Studio album by Madi Das
- Label: Kulimela Association
- Producer: Dave Stringer

= Bhakti Without Borders =

Bhakti Without Borders is a Mantra Music charity album by Madi Das. It was released May 12, 2015 and nominated for a Grammy award that year in the "Best New Age Album" category. At the time, this was only the third kirtan album received this honor. Bhakti Without Borders was listed as one of the "10 Best Yoga Tunes of the Year" by Yoga Journal. It also ranked third in the "Top 20 Conscious Music Albums for 2015" competition by Soul Traveller.

In 2017 the track "Shri Radhe" (featuring Chaytanya) was included on a compilation album called "Sri Ma: Chants of Divine Mother," released by White Swan Records and the track "Bhaja Govindam" (featuring Jahnavi Harrison) was included on an Apple Music Yoga playlist.
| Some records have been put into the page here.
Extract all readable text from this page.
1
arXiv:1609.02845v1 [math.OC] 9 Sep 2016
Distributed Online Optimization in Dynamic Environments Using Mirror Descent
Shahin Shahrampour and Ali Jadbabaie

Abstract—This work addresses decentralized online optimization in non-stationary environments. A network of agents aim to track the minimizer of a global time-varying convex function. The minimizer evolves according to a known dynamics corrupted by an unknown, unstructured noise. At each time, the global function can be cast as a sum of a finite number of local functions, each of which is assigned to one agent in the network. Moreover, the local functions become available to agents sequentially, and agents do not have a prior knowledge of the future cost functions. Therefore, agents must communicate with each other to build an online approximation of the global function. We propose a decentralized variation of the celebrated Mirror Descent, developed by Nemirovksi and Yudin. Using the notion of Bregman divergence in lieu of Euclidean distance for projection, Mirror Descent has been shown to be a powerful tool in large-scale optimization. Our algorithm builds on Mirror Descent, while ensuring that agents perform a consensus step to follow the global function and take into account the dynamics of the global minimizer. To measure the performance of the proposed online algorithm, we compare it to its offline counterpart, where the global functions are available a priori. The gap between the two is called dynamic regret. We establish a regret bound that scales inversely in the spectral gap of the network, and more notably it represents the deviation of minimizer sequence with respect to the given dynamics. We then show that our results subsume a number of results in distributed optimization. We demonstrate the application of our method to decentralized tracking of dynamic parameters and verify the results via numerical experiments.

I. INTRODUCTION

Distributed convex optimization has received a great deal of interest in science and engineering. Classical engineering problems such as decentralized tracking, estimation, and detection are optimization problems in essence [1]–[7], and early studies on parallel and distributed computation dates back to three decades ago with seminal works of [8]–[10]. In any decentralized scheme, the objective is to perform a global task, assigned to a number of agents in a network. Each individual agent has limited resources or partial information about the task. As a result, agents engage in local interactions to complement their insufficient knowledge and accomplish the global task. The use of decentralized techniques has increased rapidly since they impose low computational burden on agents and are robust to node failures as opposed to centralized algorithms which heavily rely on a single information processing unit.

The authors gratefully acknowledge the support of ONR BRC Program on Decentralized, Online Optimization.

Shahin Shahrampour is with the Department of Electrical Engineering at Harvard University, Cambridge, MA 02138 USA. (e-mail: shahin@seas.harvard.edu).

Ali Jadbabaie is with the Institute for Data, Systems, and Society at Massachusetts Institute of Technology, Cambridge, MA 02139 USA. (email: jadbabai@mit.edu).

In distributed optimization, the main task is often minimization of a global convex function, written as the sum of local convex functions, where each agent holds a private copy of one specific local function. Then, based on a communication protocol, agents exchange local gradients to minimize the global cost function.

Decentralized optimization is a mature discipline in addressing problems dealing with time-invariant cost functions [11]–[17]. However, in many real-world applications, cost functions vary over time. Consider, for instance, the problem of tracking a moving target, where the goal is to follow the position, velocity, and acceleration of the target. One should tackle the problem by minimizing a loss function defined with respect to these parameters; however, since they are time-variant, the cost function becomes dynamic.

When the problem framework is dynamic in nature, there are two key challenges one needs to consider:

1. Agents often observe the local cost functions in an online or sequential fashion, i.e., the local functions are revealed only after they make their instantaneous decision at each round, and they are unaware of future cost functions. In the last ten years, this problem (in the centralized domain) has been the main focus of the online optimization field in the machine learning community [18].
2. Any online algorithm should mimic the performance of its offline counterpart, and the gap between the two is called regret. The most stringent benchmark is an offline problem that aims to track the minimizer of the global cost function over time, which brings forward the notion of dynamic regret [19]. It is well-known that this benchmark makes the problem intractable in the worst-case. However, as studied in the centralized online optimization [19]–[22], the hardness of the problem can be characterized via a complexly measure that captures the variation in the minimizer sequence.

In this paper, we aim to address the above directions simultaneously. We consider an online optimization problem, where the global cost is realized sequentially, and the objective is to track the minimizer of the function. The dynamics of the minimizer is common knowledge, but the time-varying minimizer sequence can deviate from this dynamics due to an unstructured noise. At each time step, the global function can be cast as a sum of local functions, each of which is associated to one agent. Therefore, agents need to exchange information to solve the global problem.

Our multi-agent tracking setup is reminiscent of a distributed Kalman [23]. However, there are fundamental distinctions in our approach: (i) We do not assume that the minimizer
Bhakti Without Borders blends melodies from the East Indian Bhakti tradition with the folk, bluegrass and country elements of traditional American and Irish music. Madi Das sings a duet with a different female vocalist on each track. Featured singers: Acyuta Gopi, Ananda-Amrita, Carmella Gitanjali Baynie, Chaytanya Nitai, Gaura Mani, Gaurangi, Jahnavi Harrison, Mallika Des Fours, Nalina Kaufman, Sudevi Devi Dasi & Tulsi Devi.

Being a charity album, all profits benefit underprivileged girls at the Sandipani Muni School in Vrindavan, India. As of December 2017, approximately $23,000 had been contributed to assist 43 girls for one year's education.

==Track listing==

| No. | Title | Length |
|---|---|---|
| 1. | "Shri Radhe - featuring Chaytanya" | 4:20 |
| 2. | "Jai Gurudev - featuring Tulsi Devi" | 5:40 |
| 3. | "Maha Mantra - featuring Sudevi Dasi" | 4:22 |
| 4. | "Jamuna Puline - featuring Acyuta Gopi" | 6:08 |
| 5. | "Namoh Maha - featuring Gaurangi" | 4:47 |
| 6. | "Jagannath - featuring Mallika Des Fours" | 5:44 |
| 7. | "Narasinghadev - featuring Nalina Kaufman" | 5:01 |
| 8. | "Radhe Jai - featuring Carmella Gitanjali Baynie & Ananda-Amrita" | 3:28 |
| 9. | "Sita Ram - featuring Gaura Mani" | 4:47 |
| 10. | "Bhaja Govindam - featuring Jahnavi Harrison" | 4:46 |

==Personnel==
- Madi Das: Lead Vocals
- Acyuta Gopi, Ananda-Amrita, Carmella Gitanjali Baynie, Chaytanya Nitai, Gaura Mani, Gaurangi, Jahnavi Harrison, Mallika Des Fours, Nalina Kaufman, Sudevi Devi Dasi & Tulsi Devi: Featured singers
- Dave Stringer: Guitar, Appalachian Dulcimer, Backing Vocals
- Patrick Richey: Tabla, Cajon, Ghatam, Rebolo, Dumbek, Tavil, Giro, Shakers
- Sheela Bringi: Harmonium, Bansuri
- Shree Shyam: Bass
- Matt Pszonak: Pedal Steel
- Tulsi Devi: Violin

Recorded, edited and mixed by Krishan. Mastered by Stefan Heger. All songs written and arranged by Madi Das and Dave Stringer.

The record label is Kulimela Association.

The album was produced by Dave Stringer.

Album Cover Art & Design: Evan Horback & Neha Agarwal.

==Reception==
Grammy nominated Kirtan artist Jai Uttal raves about Bhakti Without Borders, "I love this CD! It's so full of light! A beautiful offering of heart, love, and soul."

The Bhakti Beat adds, "Pure joy on every track. Sweet, mellifluous, nectar..."

The Indian Eagle: "A euphoria that strikes strings of the heart and touches the depth of your soul."

Deva Premal: "Allow the beautiful voice and transcendent music of Madi Das to transport you, and support the education of young women in Vrindavan."

The Namaste Counsel: "This is the We Are The World for the Kirtan community and its global hues are inescapable."

Madhava Smullen for ISKCON News: "One of the catchiest Kirtan albums you're likely to hear. Immaculate production by Dave Stringer with some of the best musicians on the Kirtan scene."